XM Investment Research Desk – The Australian and New Zealand currencies soared to 10-month highs on Tuesday as risk appetite made a strong return on steady oil prices. Crude oil prices rebounded sharply on Monday after starting the day 6-7% lower following the failure of major oil producers on Sunday to agree to a freeze in output.
Commodity prices have been recovering from their January/February lows, led by a rally in oil prices that was mainly driven by expectations that major oil producers such as Russia and Saudi Arabia would strike a deal to limit supply. The Thomson Reuters/Jefferies CRB index, which tracks commodity prices, has risen from a low of 155.34 back in January to around 175 currently.
Sunday’s collapse in talks threatened to derail the recovery but oil prices soon stabilized on Monday and moved higher to recoup most of the day’s losses, giving rise to risk-on sentiment. Risk appetite strengthened further today after both Brent crude and US crude futures opened firmer to extend Monday’s gains.
This helped the antipodean currencies to climb to their highest since June 2015. The aussie peaked at 0.7802 at the start of European trading before easing slightly to stand 0.5% higher at 0.7790 in mid-session. The kiwi rose more sharply and was up 1.2% at 0.7031, just shy of its intra-day high of 0.7035.
Since the start of the year, the Australian dollar has appreciated by around 7% against the greenback, boosted in part, by higher commodity prices, particularly iron ore prices, which are up 40% so far in 2016. Despite the slowing growth in China, imports of iron ore and other commodities in the country have been rising in recent months. Iron ore is one of Australia’s main exports and higher prices are positive for the economy’s terms of trade.

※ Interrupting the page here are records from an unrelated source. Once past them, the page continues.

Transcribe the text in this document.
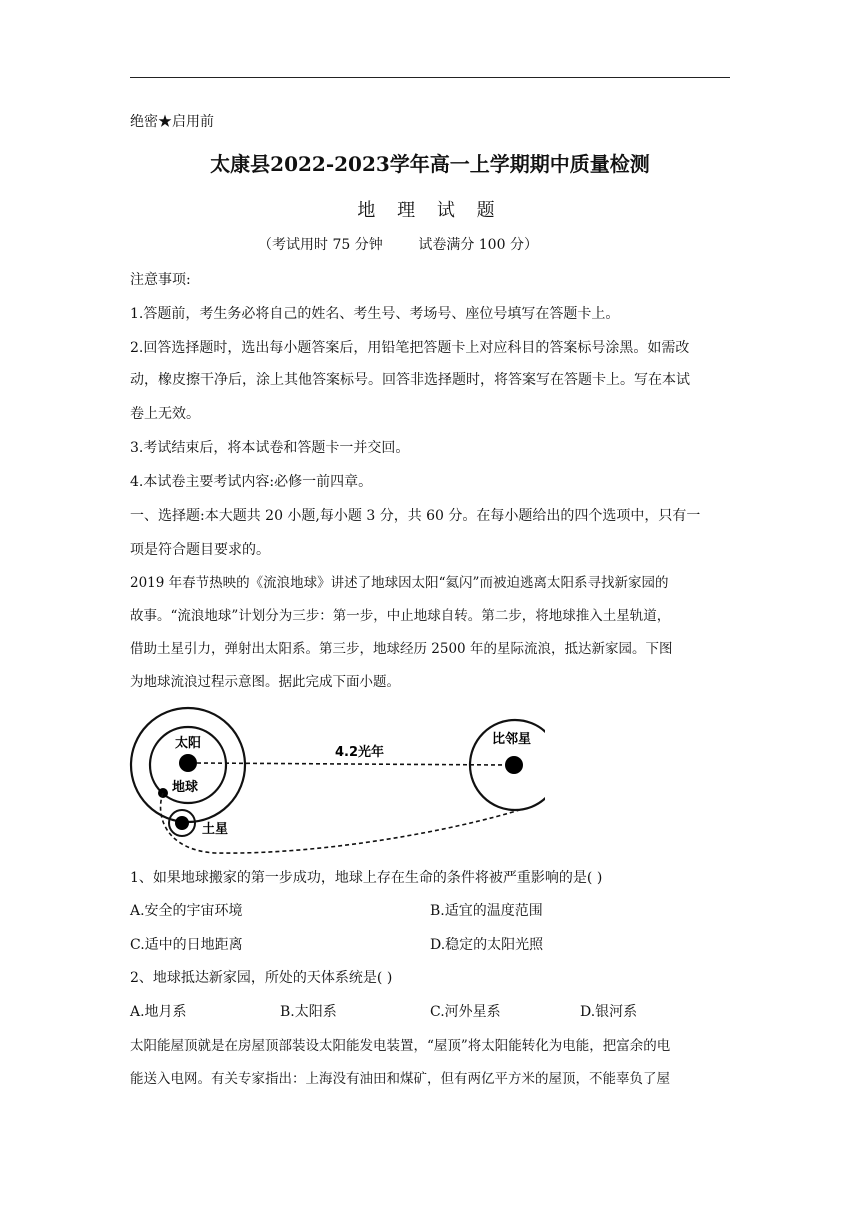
绝密★启用前
太康县2022-2023学年高一上学期期中质量检测
地 理 试 题
（考试用时 75 分钟        试卷满分 100 分）
注意事项:
1.答题前，考生务必将自己的姓名、考生号、考场号、座位号填写在答题卡上。
2.回答选择题时，选出每小题答案后，用铅笔把答题卡上对应科目的答案标号涂黑。如需改
动，橡皮擦干净后，涂上其他答案标号。回答非选择题时，将答案写在答题卡上。写在本试
卷上无效。
3.考试结束后，将本试卷和答题卡一并交回。
4.本试卷主要考试内容:必修一前四章。
一、选择题:本大题共 20 小题,每小题 3 分，共 60 分。在每小题给出的四个选项中，只有一
项是符合题目要求的。
2019 年春节热映的《流浪地球》讲述了地球因太阳“氦闪”而被迫逃离太阳系寻找新家园的
故事。“流浪地球”计划分为三步：第一步，中止地球自转。第二步，将地球推入土星轨道，
借助土星引力，弹射出太阳系。第三步，地球经历 2500 年的星际流浪，抵达新家园。下图
为地球流浪过程示意图。据此完成下面小题。
太阳
地球
土星
比邻星
4.2光年
1、如果地球搬家的第一步成功，地球上存在生命的条件将被严重影响的是( )
A.安全的宇宙环境	B.适宜的温度范围
C.适中的日地距离	D.稳定的太阳光照
2、地球抵达新家园，所处的天体系统是( )
A.地月系	B.太阳系	C.河外星系	D.银河系
太阳能屋顶就是在房屋顶部装设太阳能发电装置，“屋顶”将太阳能转化为电能，把富余的电
能送入电网。有关专家指出：上海没有油田和煤矿，但有两亿平方米的屋顶，不能辜负了屋
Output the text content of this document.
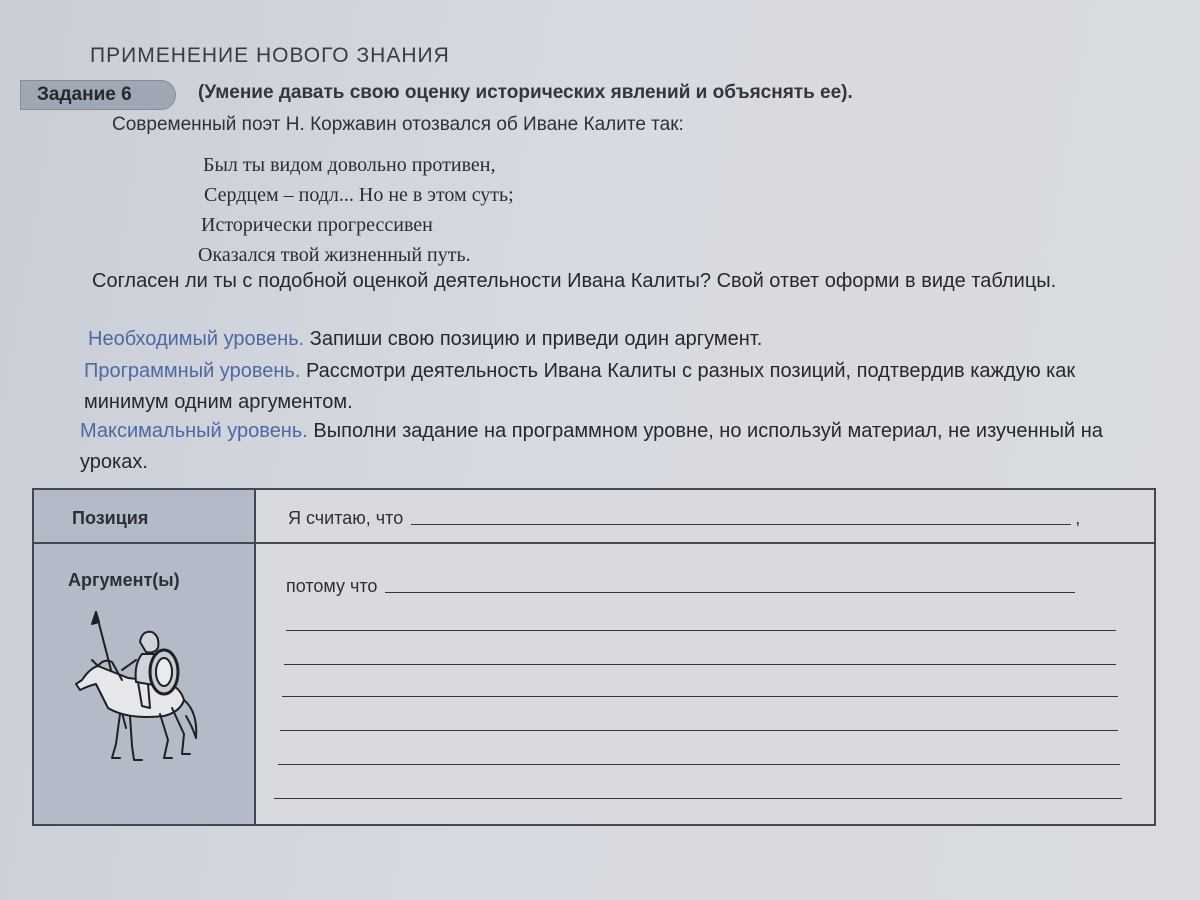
ПРИМЕНЕНИЕ НОВОГО ЗНАНИЯ
Задание 6	(Умение давать свою оценку исторических явлений и объяснять ее).
Современный поэт Н. Коржавин отозвался об Иване Калите так:
Был ты видом довольно противен,
Сердцем – подл... Но не в этом суть;
Исторически прогрессивен
Оказался твой жизненный путь.
Согласен ли ты с подобной оценкой деятельности Ивана Калиты? Свой ответ оформи в виде таблицы.
Необходимый уровень. Запиши свою позицию и приведи один аргумент.
Программный уровень. Рассмотри деятельность Ивана Калиты с разных позиций, подтвердив каждую как минимум одним аргументом.
Максимальный уровень. Выполни задание на программном уровне, но используй материал, не изученный на уроках.
Позиция
Аргумент(ы)
Я считаю, что	,
потому что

However, other factors have also helped the aussie to come off its multi-year lows touched in January. The Reserve Bank of Australia, while maintaining an easing bias, is likely to keep rates at 2% in the near term as the domestic economy continues to enjoy a strong services sector and decent employment growth.
The central bank also does not yet appear too significantly worried about the aussie’s recent gains. In the minutes of its April monetary policy meeting, the RBA noted that the “appreciating exchange rate could complicate progress in activity rebalancing towards the non-mining sectors of the economy”. However, without a major shift in Australia’s growth and inflation outlook, the aussie’s strength is more likely to have the effect of keeping rates lower for longer than in initiating fresh cuts.
Also contributing to the aussie’s rise is the change in outlook for US rates. Expectations on the pace of US rate hikes have been pared back following a turbulent start to the year in financial markets and ongoing weak growth in the rest of the world. The change in the US rates outlook has weakened the US dollar, giving battered commodity currencies a helping hand.
The New Zealand dollar has too benefited from the diminished Fed rate hike expectations and is up 3% so far this year against the US dollar. The kiwi’s appreciation has been more limited in comparison to its Australian counterpart as the Reserve Bank of New Zealand has cut rates once already this year (to 2.25%), adding to 2015’s four cuts of 0.25% each.
Also weighing on the kiwi are falling dairy prices (although there may be signs of prices stabilizing in April). Dairy products are New Zealand’s biggest export and the currency is vulnerable to changes in global dairy prices.